チームはさらに、「おせっかいな同僚」が実際にどのような影響を他の社員に与えるかを調べました。
その結果、詮索行動が多い職場では、社員が情報を他人に伝えたがらなくなる――いわば“情報のシャッターを下ろす”傾向があることがわかりました。
詮索好きな同僚に囲まれた人は、仕事上の知識共有も避けるようになります。
これはただの人間関係の問題にとどまらず、チーム全体のパフォーマンス低下につながる深刻な問題です。
さらに、詮索行動が日常化している職場では、従業員のストレスレベルが明確に上がっていました。

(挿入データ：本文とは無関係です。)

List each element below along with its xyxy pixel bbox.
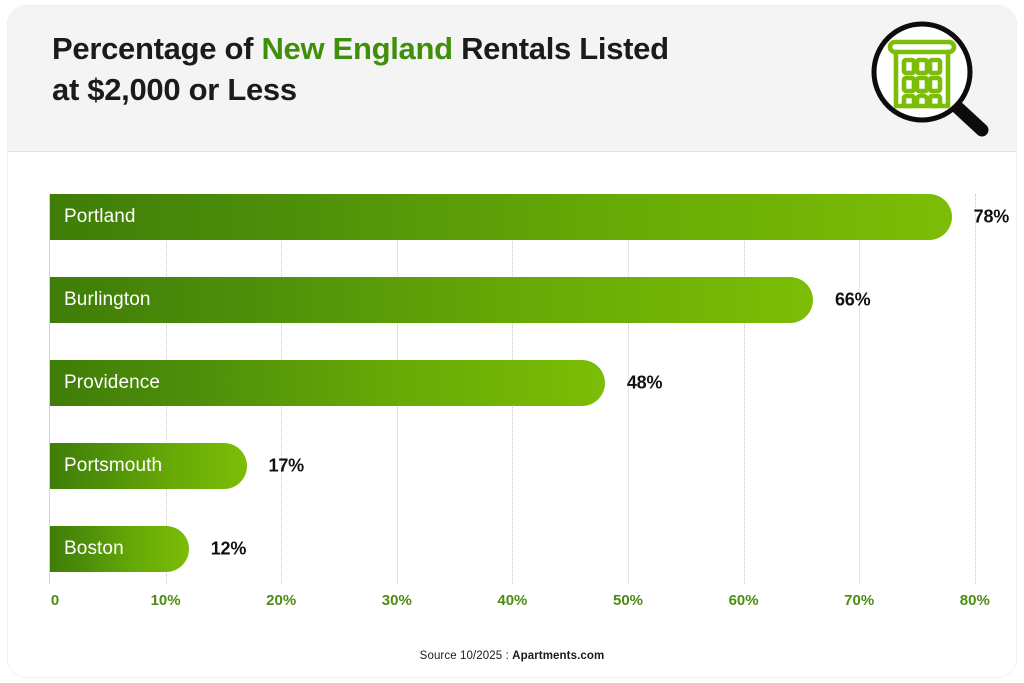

「どこまで話してもいいのか」「言ったことが尾ひれをつけて広がるのではないか」といった不安が、慢性的な緊張や心理的疲労を生むのです。
興味深いことに、こうした職場には「他人より優位に立とうとする競争的な雰囲気」があることも多く、詮索行動が“情報戦の武器”として機能している可能性すら示唆されています。
加えて、年齢層によって行動傾向にも違いが見られ、若い世代の方が詮索行動に積極的であるという結果も報告されました。
これは世代間の価値観や、SNS文化の影響を反映しているのかもしれません。

チームは、こうした研究を通して「詮索行動は、たとえ悪意がなくても人間関係を壊しかねない危険な行為」だと警鐘を鳴らしています。
調査では同時に、信頼される上司が存在することで、詮索行動による悪影響はある程度緩和されることもわかってきました。
上司が誠実で部下に配慮のある態度をとることで、職場内の人間関係における安心感が生まれ、自然と知識共有が促進されるのです。
職場という空間は、あくまで仕事のための場であり、誰もが安心して仕事とプライベートの境界線を保てる場所であるべきです。
たとえ“ちょっと気になる”という気持ちがあっても、相手のパーソナルスペースを尊重することは、信頼関係と健全なチームワークの第一歩なのかもしれません。